A edição virtual preparada por Novo Milênio objetiva resgatar esse trabalho, que, mesmo sendo baseado em pesquisas sem pleno rigor histórico, ajuda a desvendar particularidades da vida paulistana, paulista e, por conseqüência, também da Baixada Santista. Esta edição virtual é baseada na quarta edição, "revista, aumentada e definitiva", publicada pela Editora Melhoramentos, São Paulo, sem data (cerca de 1948), com 232 páginas e ilustrações do próprio Belmonte (obra no acervo do professor e pesquisador de História Francisco Carballa, de Santos/SP - ortografia atualizada nesta transcrição):

Leva para a página anterior[...]                                             NO TEMPO DOS BANDEIRANTES

[05] A casa da vila

O mobiliário - Painéis, lâminas e retábulos - Pratarias e louças - Guarda-portas e cortinados - Alcatifas, tapetes e coxins - A misteriosa "tamboladeira"

casa da vila não difere em nada da casa do sítio.

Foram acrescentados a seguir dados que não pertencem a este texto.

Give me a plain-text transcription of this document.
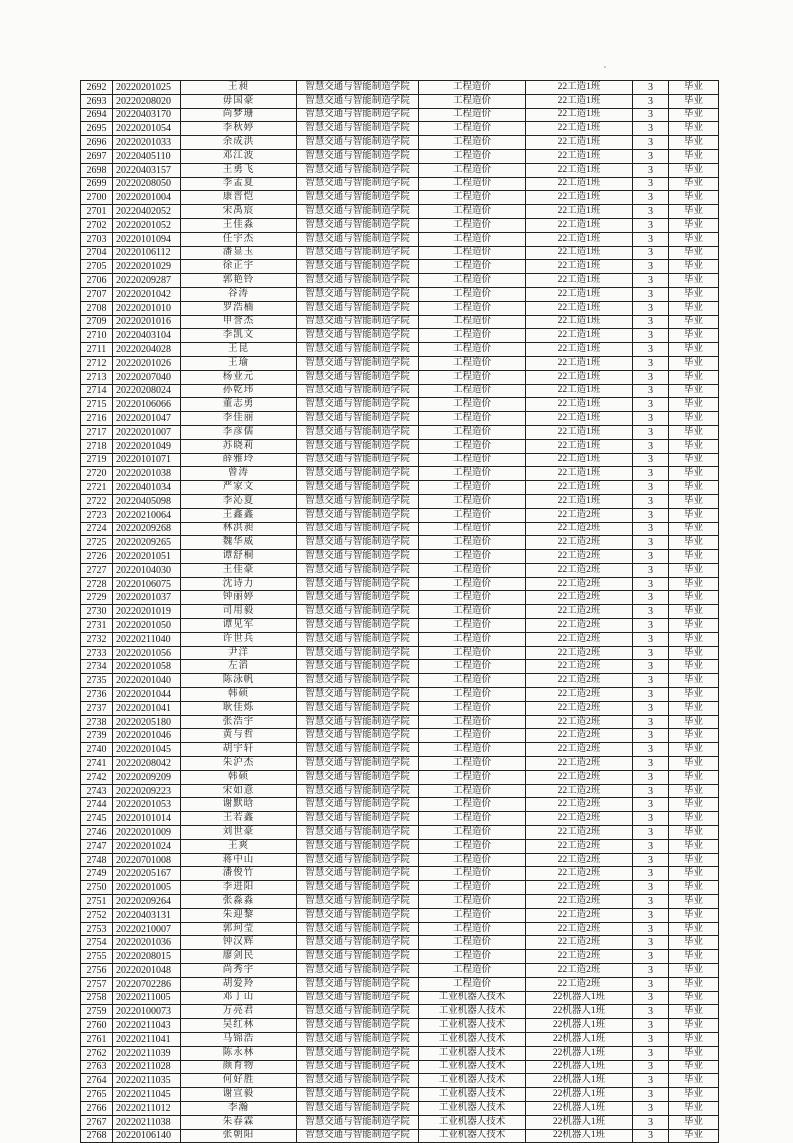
2692	20220201025	王昶	智慧交通与智能制造学院	工程造价	22工造1班	3	毕业
2693	20220208020	毋国豪	智慧交通与智能制造学院	工程造价	22工造1班	3	毕业
2694	20220403170	尚梦珊	智慧交通与智能制造学院	工程造价	22工造1班	3	毕业
2695	20220201054	李秋婷	智慧交通与智能制造学院	工程造价	22工造1班	3	毕业
2696	20220201033	余成洪	智慧交通与智能制造学院	工程造价	22工造1班	3	毕业
2697	20220405110	邓江波	智慧交通与智能制造学院	工程造价	22工造1班	3	毕业
2698	20220403157	王勇飞	智慧交通与智能制造学院	工程造价	22工造1班	3	毕业
2699	20220208050	李孟夏	智慧交通与智能制造学院	工程造价	22工造1班	3	毕业
2700	20220201004	康晋恺	智慧交通与智能制造学院	工程造价	22工造1班	3	毕业
2701	20220402052	宋禹宸	智慧交通与智能制造学院	工程造价	22工造1班	3	毕业
2702	20220201052	王佳淼	智慧交通与智能制造学院	工程造价	22工造1班	3	毕业
2703	20220101094	任宇杰	智慧交通与智能制造学院	工程造价	22工造1班	3	毕业
2704	20220106112	潘显玉	智慧交通与智能制造学院	工程造价	22工造1班	3	毕业
2705	20220201029	徐正宇	智慧交通与智能制造学院	工程造价	22工造1班	3	毕业
2706	20220209287	郭艳铃	智慧交通与智能制造学院	工程造价	22工造1班	3	毕业
2707	20220201042	谷涛	智慧交通与智能制造学院	工程造价	22工造1班	3	毕业
2708	20220201010	罗浩楠	智慧交通与智能制造学院	工程造价	22工造1班	3	毕业
2709	20220201016	申誉杰	智慧交通与智能制造学院	工程造价	22工造1班	3	毕业
2710	20220403104	李凯文	智慧交通与智能制造学院	工程造价	22工造1班	3	毕业
2711	20220204028	王昆	智慧交通与智能制造学院	工程造价	22工造1班	3	毕业
2712	20220201026	王瑜	智慧交通与智能制造学院	工程造价	22工造1班	3	毕业
2713	20220207040	杨业元	智慧交通与智能制造学院	工程造价	22工造1班	3	毕业
2714	20220208024	孙乾玮	智慧交通与智能制造学院	工程造价	22工造1班	3	毕业
2715	20220106066	董志勇	智慧交通与智能制造学院	工程造价	22工造1班	3	毕业
2716	20220201047	李佳丽	智慧交通与智能制造学院	工程造价	22工造1班	3	毕业
2717	20220201007	李彦儒	智慧交通与智能制造学院	工程造价	22工造1班	3	毕业
2718	20220201049	苏晓莉	智慧交通与智能制造学院	工程造价	22工造1班	3	毕业
2719	20220101071	薛雅玲	智慧交通与智能制造学院	工程造价	22工造1班	3	毕业
2720	20220201038	曾涛	智慧交通与智能制造学院	工程造价	22工造1班	3	毕业
2721	20220401034	严家文	智慧交通与智能制造学院	工程造价	22工造1班	3	毕业
2722	20220405098	李沁夏	智慧交通与智能制造学院	工程造价	22工造1班	3	毕业
2723	20220210064	王鑫鑫	智慧交通与智能制造学院	工程造价	22工造2班	3	毕业
2724	20220209268	林洪昶	智慧交通与智能制造学院	工程造价	22工造2班	3	毕业
2725	20220209265	魏华威	智慧交通与智能制造学院	工程造价	22工造2班	3	毕业
2726	20220201051	谭舒桐	智慧交通与智能制造学院	工程造价	22工造2班	3	毕业
2727	20220104030	王佳豪	智慧交通与智能制造学院	工程造价	22工造2班	3	毕业
2728	20220106075	沈诗力	智慧交通与智能制造学院	工程造价	22工造2班	3	毕业
2729	20220201037	钟丽婷	智慧交通与智能制造学院	工程造价	22工造2班	3	毕业
2730	20220201019	司用毅	智慧交通与智能制造学院	工程造价	22工造2班	3	毕业
2731	20220201050	谭见军	智慧交通与智能制造学院	工程造价	22工造2班	3	毕业
2732	20220211040	许世兵	智慧交通与智能制造学院	工程造价	22工造2班	3	毕业
2733	20220201056	尹洋	智慧交通与智能制造学院	工程造价	22工造2班	3	毕业
2734	20220201058	左滔	智慧交通与智能制造学院	工程造价	22工造2班	3	毕业
2735	20220201040	陈泳帆	智慧交通与智能制造学院	工程造价	22工造2班	3	毕业
2736	20220201044	韩硕	智慧交通与智能制造学院	工程造价	22工造2班	3	毕业
2737	20220201041	耿佳烁	智慧交通与智能制造学院	工程造价	22工造2班	3	毕业
2738	20220205180	张浩宇	智慧交通与智能制造学院	工程造价	22工造2班	3	毕业
2739	20220201046	黄与哲	智慧交通与智能制造学院	工程造价	22工造2班	3	毕业
2740	20220201045	胡宇轩	智慧交通与智能制造学院	工程造价	22工造2班	3	毕业
2741	20220208042	朱沪杰	智慧交通与智能制造学院	工程造价	22工造2班	3	毕业
2742	20220209209	韩硕	智慧交通与智能制造学院	工程造价	22工造2班	3	毕业
2743	20220209223	宋如意	智慧交通与智能制造学院	工程造价	22工造2班	3	毕业
2744	20220201053	谢默晗	智慧交通与智能制造学院	工程造价	22工造2班	3	毕业
2745	20220101014	王若鑫	智慧交通与智能制造学院	工程造价	22工造2班	3	毕业
2746	20220201009	刘世豪	智慧交通与智能制造学院	工程造价	22工造2班	3	毕业
2747	20220201024	王爽	智慧交通与智能制造学院	工程造价	22工造2班	3	毕业
2748	20220701008	蒋中山	智慧交通与智能制造学院	工程造价	22工造2班	3	毕业
2749	20220205167	潘俊竹	智慧交通与智能制造学院	工程造价	22工造2班	3	毕业
2750	20220201005	李进阳	智慧交通与智能制造学院	工程造价	22工造2班	3	毕业
2751	20220209264	张淼淼	智慧交通与智能制造学院	工程造价	22工造2班	3	毕业
2752	20220403131	朱迎黎	智慧交通与智能制造学院	工程造价	22工造2班	3	毕业
2753	20220210007	郭珂莹	智慧交通与智能制造学院	工程造价	22工造2班	3	毕业
2754	20220201036	钟汉辉	智慧交通与智能制造学院	工程造价	22工造2班	3	毕业
2755	20220208015	廖剑民	智慧交通与智能制造学院	工程造价	22工造2班	3	毕业
2756	20220201048	尚秀宇	智慧交通与智能制造学院	工程造价	22工造2班	3	毕业
2757	20220702286	胡爱羚	智慧交通与智能制造学院	工程造价	22工造2班	3	毕业
2758	20220211005	邓丁山	智慧交通与智能制造学院	工业机器人技术	22机器人1班	3	毕业
2759	20220100073	万亮君	智慧交通与智能制造学院	工业机器人技术	22机器人1班	3	毕业
2760	20220211043	吴红林	智慧交通与智能制造学院	工业机器人技术	22机器人1班	3	毕业
2761	20220211041	马锦浩	智慧交通与智能制造学院	工业机器人技术	22机器人1班	3	毕业
2762	20220211039	陈永林	智慧交通与智能制造学院	工业机器人技术	22机器人1班	3	毕业
2763	20220211028	颜育物	智慧交通与智能制造学院	工业机器人技术	22机器人1班	3	毕业
2764	20220211035	何好胜	智慧交通与智能制造学院	工业机器人技术	22机器人1班	3	毕业
2765	20220211045	谢宣毅	智慧交通与智能制造学院	工业机器人技术	22机器人1班	3	毕业
2766	20220211012	李瀚	智慧交通与智能制造学院	工业机器人技术	22机器人1班	3	毕业
2767	20220211038	朱春霖	智慧交通与智能制造学院	工业机器人技术	22机器人1班	3	毕业
2768	20220106140	张朝阳	智慧交通与智能制造学院	工业机器人技术	22机器人1班	3	毕业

Terreiras ou assobradadas, com seus repartimentos de taipa, seus corredores, suas camarinhas, são as mesmas, de paredões desnudos, umas com alpendre, outras com balcão, mas todas brancas, frias, pesadas e incaracterísticas.

Diferem-se apenas internamente, não por si próprias mas pelo cunho que lhes imprime o morador ao mobiliá-las. Mobiliar uma casa, no começo do século, é evidentemente um eufemismo, pois ao sobriedade forçada é característica nos primeiros tempos do seiscentismo.

Mas, com o correr dos anos, tornando-se a vila mais enobrecida, vai-se notando um certo gosto pelo conforto e o mobiliário se multiplica com peças vindas do Reino ou executadas na terra.

À rede e ao catre dos primeiros anos, sucedem-se as camas com seu sobrecéu e seus pavilhões. As humildes cadeiras rasas substituem-se por cadeiras de estado ou de espalda, com suas pregarias. Após as toscas mesas de missagras e de engonços, vêm os bufetes torneados com suas gavetas...

Isso tudo, porém, é muito relativo. Num século em que as obras de marcenaria, de entalhe e de torno ensaiam os primeiros passos em Portugal, após o domínio do alfarge e da chamada arte indo-portuguesa, seria inútil procurar na vila do planalto indícios do bom gosto e do sentimento artístico do paulista. Estes podem existir. Não encontram, porém, ambiente para manifestar-se, nem meios para expandir-se. Perdida no deserto, em luta com o sertão, Piratininga vive como pode e não como desejaria viver.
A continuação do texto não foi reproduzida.